Le domande del figlio sono quasi sempre autocentrate, le risposte spiazzanti. “Come vi eravate conosciuti?” chiede l’uomo, “Ho conosciuto un uomo solo con un bambino. Di chi? Non l’ho mai chiesto”. Il figlio indaga la vita del genitore, lancia domande per esplorare un mondo che non gli è mai appartenuto, cerca specchi di sé, ma la donna sistematicamente li frantuma. I due parlano spesso seduti a tavola, e mentre Franca Valeri resta sempre seduta (così si concentra sulla voce, giacché il teatro richiede molta forza fisica) Urbano Barberini si sposta nella parte del palcoscenico che lo vede quasi sempre in compagnia intima di una donna poco importante per lui, ma che s’imporrà.

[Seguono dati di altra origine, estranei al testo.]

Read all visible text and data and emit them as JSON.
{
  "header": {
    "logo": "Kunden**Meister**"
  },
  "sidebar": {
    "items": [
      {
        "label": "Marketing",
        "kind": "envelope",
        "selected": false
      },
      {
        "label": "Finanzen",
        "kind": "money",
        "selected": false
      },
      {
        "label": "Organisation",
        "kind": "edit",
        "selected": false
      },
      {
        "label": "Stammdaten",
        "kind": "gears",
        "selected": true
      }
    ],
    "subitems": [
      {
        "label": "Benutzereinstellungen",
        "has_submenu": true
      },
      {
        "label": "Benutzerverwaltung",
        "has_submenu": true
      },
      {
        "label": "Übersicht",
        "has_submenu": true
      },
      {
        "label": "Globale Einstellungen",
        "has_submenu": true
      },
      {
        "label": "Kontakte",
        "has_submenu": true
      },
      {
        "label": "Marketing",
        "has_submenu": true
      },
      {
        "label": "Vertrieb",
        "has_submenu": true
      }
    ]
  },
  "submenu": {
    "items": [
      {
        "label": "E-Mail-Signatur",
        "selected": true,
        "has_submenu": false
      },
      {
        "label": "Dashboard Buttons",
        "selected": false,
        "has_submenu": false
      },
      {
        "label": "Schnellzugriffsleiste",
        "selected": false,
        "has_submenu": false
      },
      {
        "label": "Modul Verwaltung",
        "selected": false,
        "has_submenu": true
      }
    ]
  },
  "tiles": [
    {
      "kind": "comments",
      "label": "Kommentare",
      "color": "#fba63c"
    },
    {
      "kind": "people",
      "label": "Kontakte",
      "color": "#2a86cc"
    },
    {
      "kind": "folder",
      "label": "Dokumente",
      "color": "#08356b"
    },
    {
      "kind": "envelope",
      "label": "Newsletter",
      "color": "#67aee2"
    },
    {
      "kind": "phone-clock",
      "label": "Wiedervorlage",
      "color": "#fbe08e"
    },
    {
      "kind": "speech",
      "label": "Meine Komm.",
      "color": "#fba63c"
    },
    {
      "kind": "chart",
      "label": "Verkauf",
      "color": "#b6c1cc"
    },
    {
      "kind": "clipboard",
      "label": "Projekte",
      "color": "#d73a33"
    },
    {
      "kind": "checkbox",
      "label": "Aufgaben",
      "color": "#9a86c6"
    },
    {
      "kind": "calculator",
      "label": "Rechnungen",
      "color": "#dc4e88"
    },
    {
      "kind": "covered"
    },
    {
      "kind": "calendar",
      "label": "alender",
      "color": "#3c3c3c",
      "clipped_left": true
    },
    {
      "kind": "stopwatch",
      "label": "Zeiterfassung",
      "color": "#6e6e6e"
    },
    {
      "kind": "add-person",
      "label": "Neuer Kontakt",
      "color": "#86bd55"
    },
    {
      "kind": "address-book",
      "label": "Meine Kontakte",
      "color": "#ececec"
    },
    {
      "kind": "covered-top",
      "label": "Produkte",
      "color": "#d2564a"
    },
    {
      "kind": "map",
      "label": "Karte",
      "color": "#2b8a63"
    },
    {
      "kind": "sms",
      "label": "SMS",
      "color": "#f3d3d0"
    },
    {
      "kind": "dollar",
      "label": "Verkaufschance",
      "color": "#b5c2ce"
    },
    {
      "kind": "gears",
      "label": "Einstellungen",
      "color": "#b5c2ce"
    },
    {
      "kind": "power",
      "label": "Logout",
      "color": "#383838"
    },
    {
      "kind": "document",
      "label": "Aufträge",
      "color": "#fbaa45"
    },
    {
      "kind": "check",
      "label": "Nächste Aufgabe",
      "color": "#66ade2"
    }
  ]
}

Una giovane dalle idee chiare, che vuole una posizione. La debolezza è tutta nell’uomo, la forza quasi tutta nella donna anziana che non teme l’infelicità, che ha avuto a lungo rapporti con il padre di lui, che conosce il lutto, che ha incontrato “un uomo solo con un bambino”, senza chiedere mai di chi fosse. Che ha saputo non legare l’amore all’istituzione: “Il non contratto ha protetto la nostra felicità”. Non si è attaccata a quell’uomo come la giovane donna fa con l’imprenditore, ha accettato che della vita degli altri ci sfugge molto. Forse ha capito come far risuonare alcune corde fondamentali, alternando presenze a solitudini e in questo somigliando all’attrice/autrice: 95enne il prossimo luglio, una figlia adottiva, il teatro come scopo di vita, amato con tecnica superba e passione.

Il figlio rappresenta invece una generazione di mezzo, amorfa, incapace di grandezze. E’ schiavo di se stesso, dei propri dubbi, di una ricerca sul padre che non sa condurre. Chiede se ci sono foto del genitore, ma per la donna anziana la foto non è ricordo è solo ciarpame, un modo distorto e volgare di ricordare chi non c’è più. “Mio padre” dice, l’imprenditore, mettendo l’accento sul pronome possessivo. E si sente rispondere con una delle frasi più belle della commedia: “Nei rapporti umani non si sa mai chi è di chi”.